4th Line Hockey is here to showcase another NWHL athlete as she prepares for her first professional season.
Celeste Brown is one of the most passionate hockey players I have come across.
As a freshman, she helped RIT win its 3rd National Championship in the 3rd division and earning ECAC West All-Rookie team honors. The following year, RIT was promoted to the 1st division and the new challenges only brought in new opportunity. With Celeste's leadership and intensity, RIT went onto winning The Conference Finals two years in a row.
Entering college, Celeste was not sure how far hockey would take her let alone playing professionally in The States. However, with the emergence of The NWHL, it has brought in opportunity for dozens of new players.
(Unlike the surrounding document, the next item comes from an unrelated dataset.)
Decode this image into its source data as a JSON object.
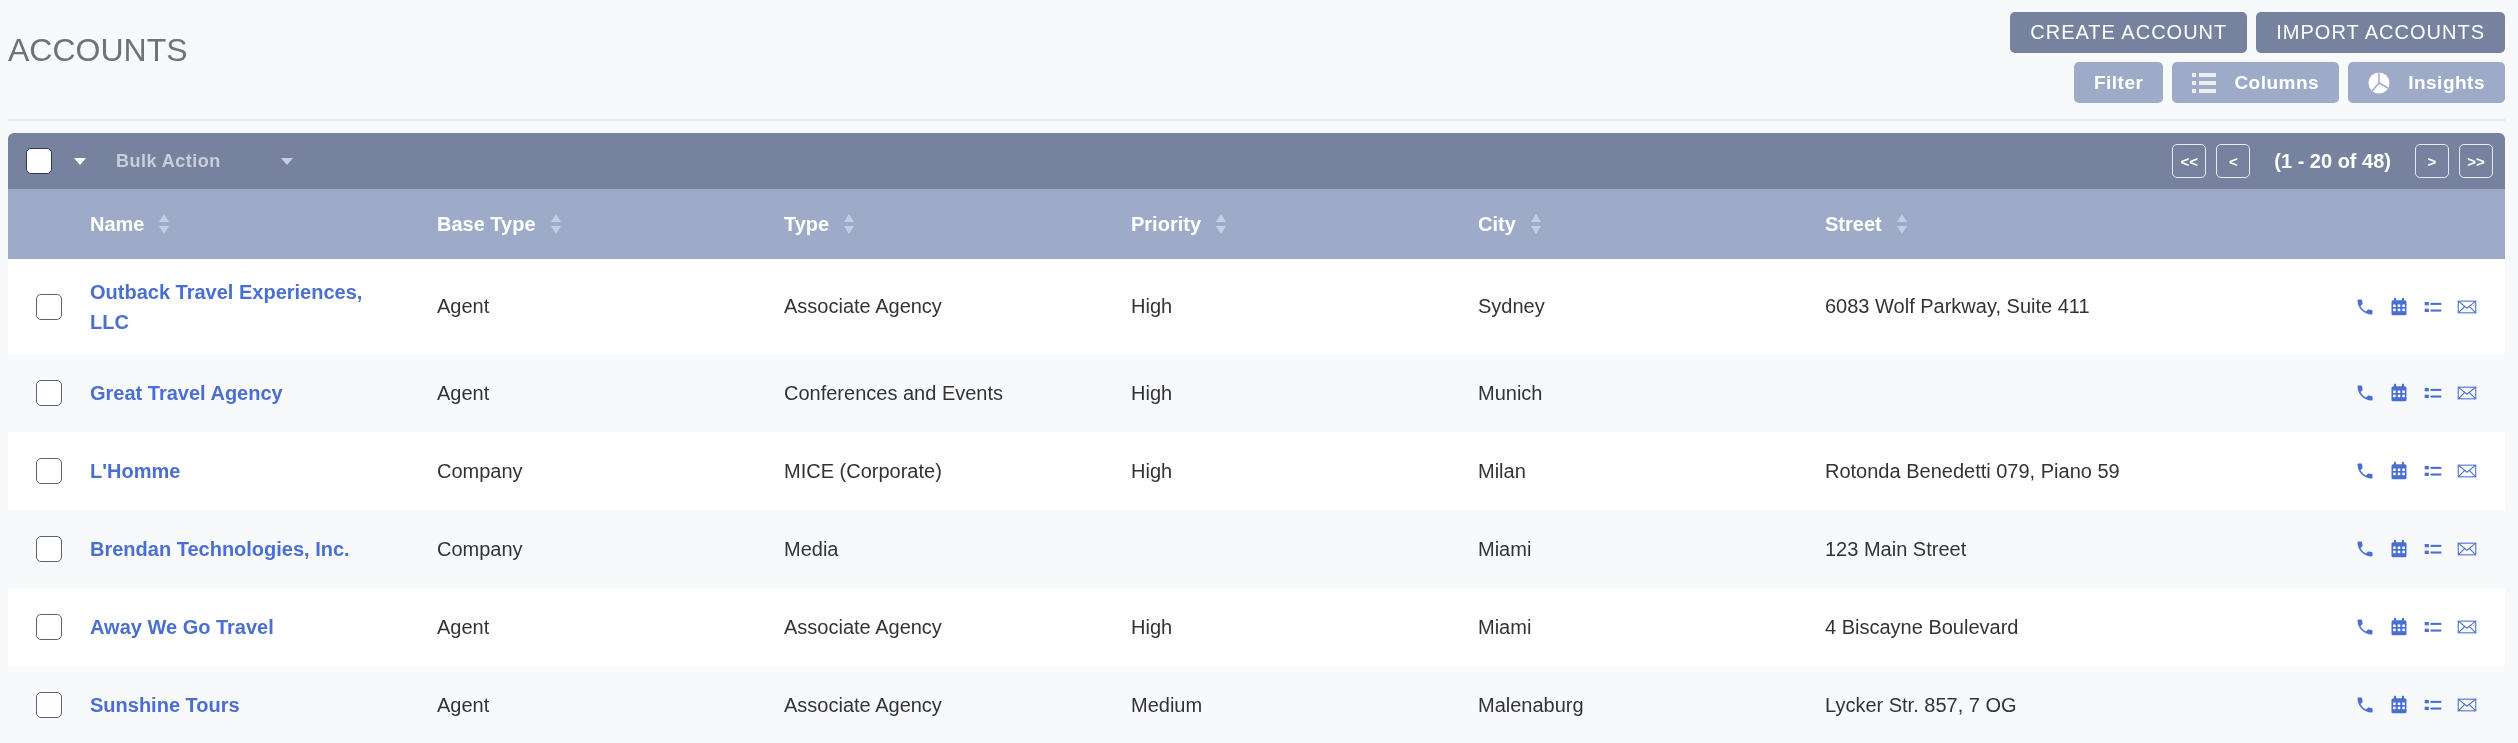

The season is a month away, check out the exclusive interview with Celeste Brown below as she discusses her hockey lifestyle and preparation for her first season in New York
Hello Celeste, let’s kick it off with something simple. Tell us a bit about yourself, where were you born and raised?
Hey! I was born in Great Falls, MT. I lived there from birth until I was 16. At 16 I moved to Lake Placid, NY to attend the National Sports Academy (NSA) and start really pursuing college hockey.
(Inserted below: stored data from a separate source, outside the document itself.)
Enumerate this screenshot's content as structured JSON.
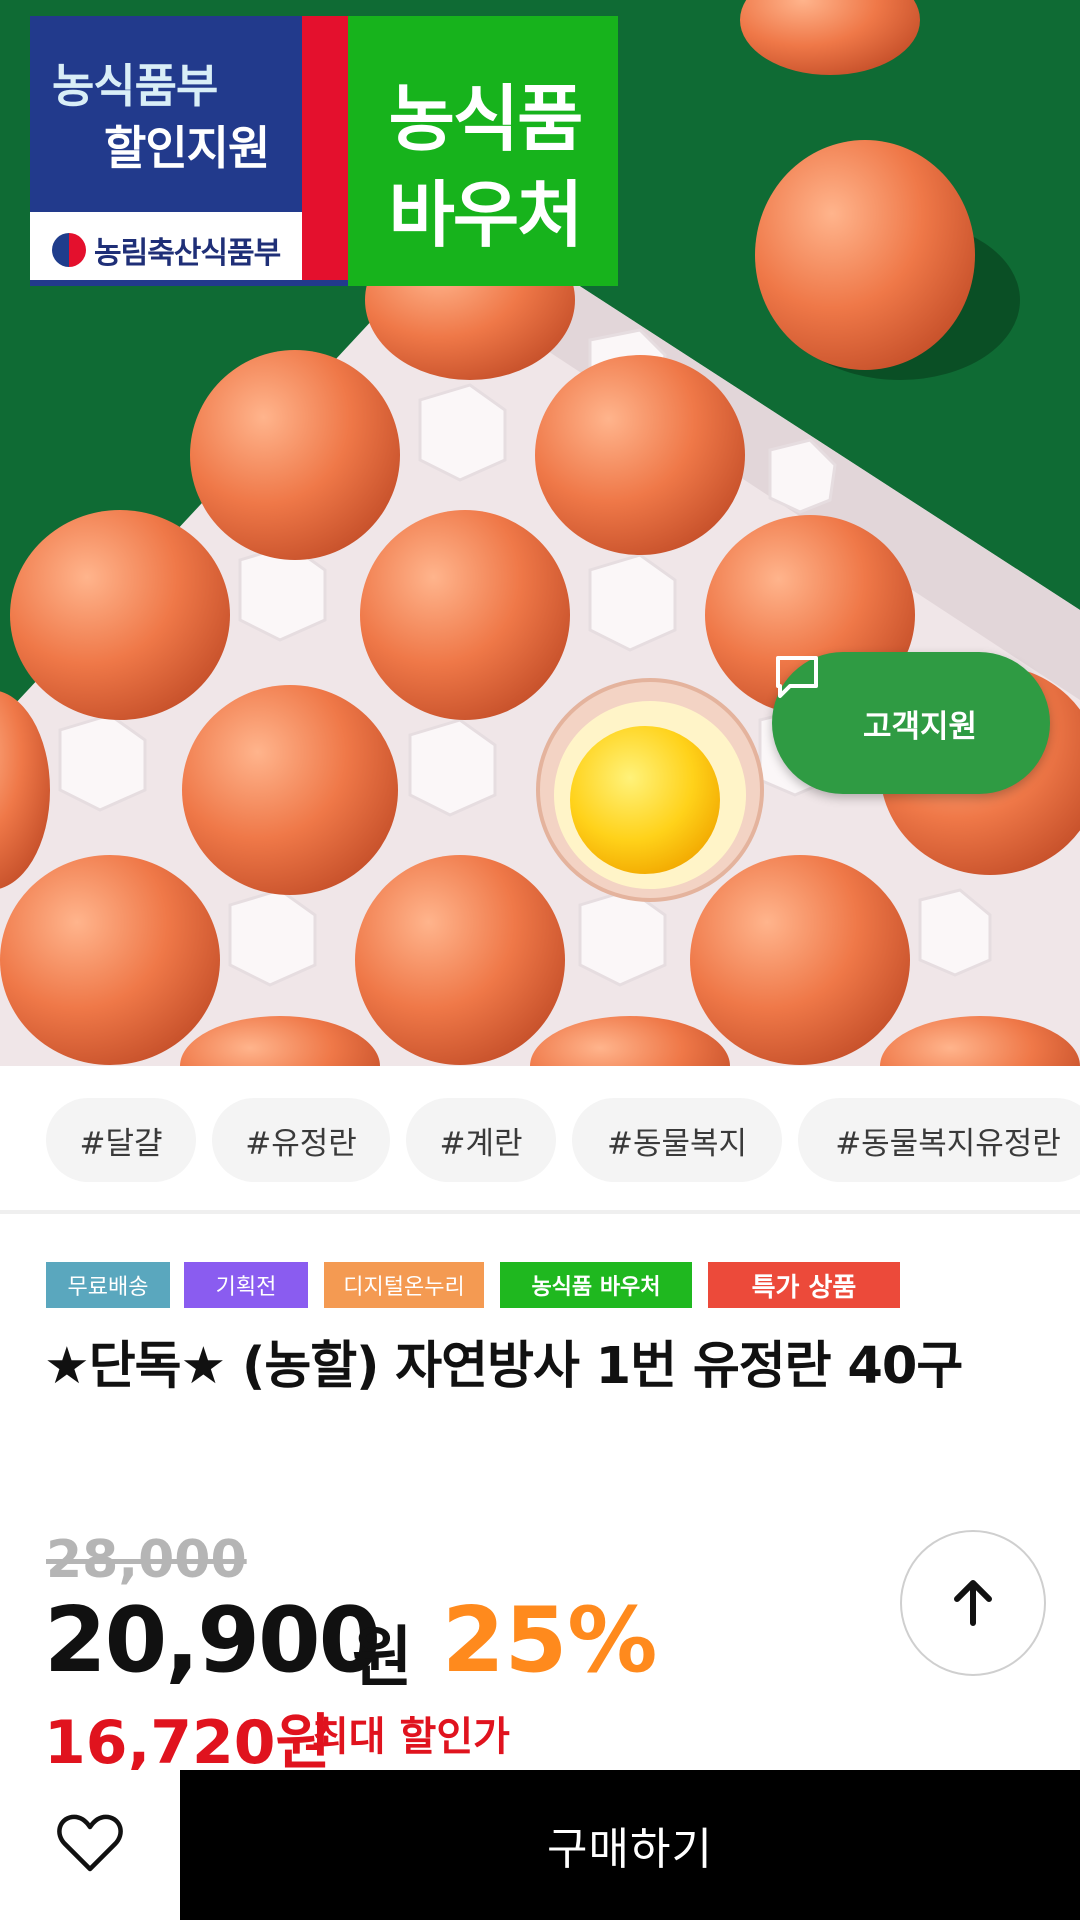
{
  "hero": {
    "badge_left": {
      "line1": "농식품부",
      "line2": "할인지원",
      "ministry": "농림축산식품부"
    },
    "badge_right": {
      "line1": "농식품",
      "line2": "바우처"
    }
  },
  "support_button": {
    "label": "고객지원",
    "icon": "chat-bubble-icon"
  },
  "tags": [
    "#달걀",
    "#유정란",
    "#계란",
    "#동물복지",
    "#동물복지유정란"
  ],
  "labels": [
    {
      "text": "무료배송",
      "color": "#5aa7be"
    },
    {
      "text": "기획전",
      "color": "#8a5cf0"
    },
    {
      "text": "디지털온누리",
      "color": "#f49a52"
    },
    {
      "text": "농식품 바우처",
      "color": "#1fb81f"
    },
    {
      "text": "특가 상품",
      "color": "#ec4a3a"
    }
  ],
  "product": {
    "title": "★단독★ (농할) 자연방사 1번 유정란 40구",
    "original_price": "28,000",
    "price": "20,900",
    "price_unit": "원",
    "discount": "25%",
    "max_discount_price": "16,720원",
    "max_discount_label": "최대 할인가"
  },
  "scroll_top": {
    "icon": "arrow-up-icon"
  },
  "bottom_bar": {
    "wishlist_icon": "heart-icon",
    "buy_label": "구매하기"
  },
  "colors": {
    "support_green": "#2f9b43",
    "discount_orange": "#ff8a1d",
    "sale_red": "#e0131e"
  }
}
Was hockey always your number 1 sport? If not, what were some other sports you played and how did that help you with your hockey performance?
Hockey was my number one sport. However I played lots of sports when I was younger and they all helped me with hockey. It taught me team skills and just to be athletic. They were fun. I decided probably around 10-12 I didn’t want to play other sports. However, I did play golf through high school!!
What position? What do you prefer most?
I play forward and prefer wing but will go wherever.
When looking at schools, was hockey a priority? Why did you ultimately select RIT?
Hockey was definitely a priority when looking at colleges.
It was important to me to go somewhere that the community would support our team. RIT was the perfect fit for this. I ultimately selected RIT because it had a great hockey program and the academics are fantastic.
Entering college, did your training from high-school/travel to the college level change much? I assume it changed in volume but was there anything you learned to do? Anything specific in memory to your training routine in college?
The hardest transition into college for me was the academics. My boarding school (NSA) was very demanding athletically. So the transition to play at RIT was not very different from NSA from a sporting side, but balancing my academic life with college sport was hard at first.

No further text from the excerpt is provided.